At the same time, the Honourable Justice Petra Hanna-Adderley provided a number of procedural rulings and guidance in relation to the judicial review application.

This included establishing the dates on which the Court will hear the judicial review application, which will be 29 and 30 March 2021, with a ruling to follow at some point thereafter.

Drilling of the Perseverance #1 exploration well in The Bahamas has been underway since 20 December 2020.

BPC added that the well remains on track to take 45 – 60 days from the beginning to completion.

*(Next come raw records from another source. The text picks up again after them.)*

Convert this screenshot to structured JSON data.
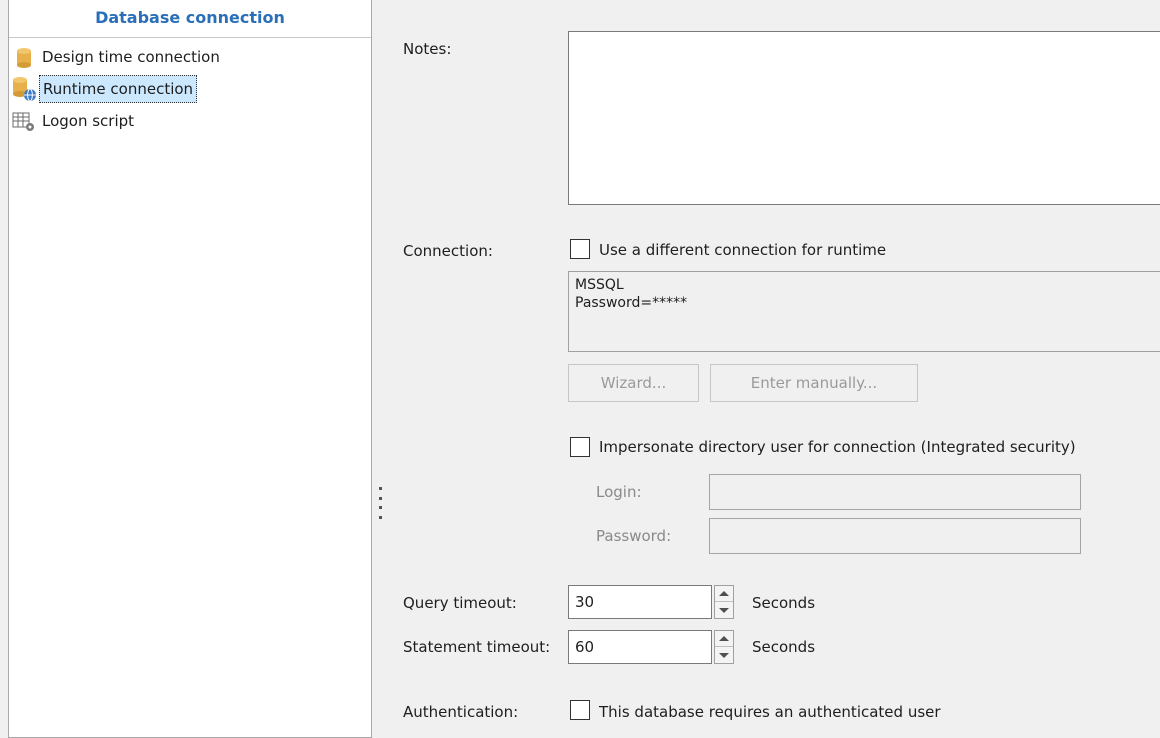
{
  "sidebar": {
    "header": "Database connection",
    "items": [
      {
        "label": "Design time connection",
        "icon": "database-icon"
      },
      {
        "label": "Runtime connection",
        "icon": "database-globe-icon",
        "selected": true
      },
      {
        "label": "Logon script",
        "icon": "table-gear-icon"
      }
    ]
  },
  "form": {
    "notes_label": "Notes:",
    "notes_value": "",
    "connection_label": "Connection:",
    "different_connection_label": "Use a different connection for runtime",
    "connection_string_line1": "MSSQL",
    "connection_string_line2": "Password=*****",
    "wizard_button": "Wizard...",
    "enter_manually_button": "Enter manually...",
    "impersonate_label": "Impersonate directory user for connection (Integrated security)",
    "login_label": "Login:",
    "login_value": "",
    "password_label": "Password:",
    "password_value": "",
    "query_timeout_label": "Query timeout:",
    "query_timeout_value": "30",
    "query_timeout_unit": "Seconds",
    "statement_timeout_label": "Statement timeout:",
    "statement_timeout_value": "60",
    "statement_timeout_unit": "Seconds",
    "authentication_label": "Authentication:",
    "authentication_checkbox_label": "This database requires an authenticated user"
  },
  "colors": {
    "header_text": "#2a6fb8",
    "selection": "#cce8ff",
    "database_icon": "#e8b04a"
  }
}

Simon Potter, CEO of BPC, said: “Despite numerous opportunities over many years to input constructively, environmental groups seem determined simply to derail BPC’s project in The Bahamas. Attempts to secure orders from the Court to this effect have not been successful, and the drilling of Perseverance #1 continues.

“Likewise, these groups have argued that BPC should be excluded as a party to the judicial review action they have brought, despite virtually all communications and documents issued by these groups referring directly and extensively to BPC. We are pleased that the Court has recognised the inconsistency of this position, and ruled in BPC’s favour.

“As a respondent to the application, BPC will have full standing on the matter in Court, and in a cost sense, the applicants can be held financially accountable if their action turns out to have been without merit. BPC thus welcomes the ruling”.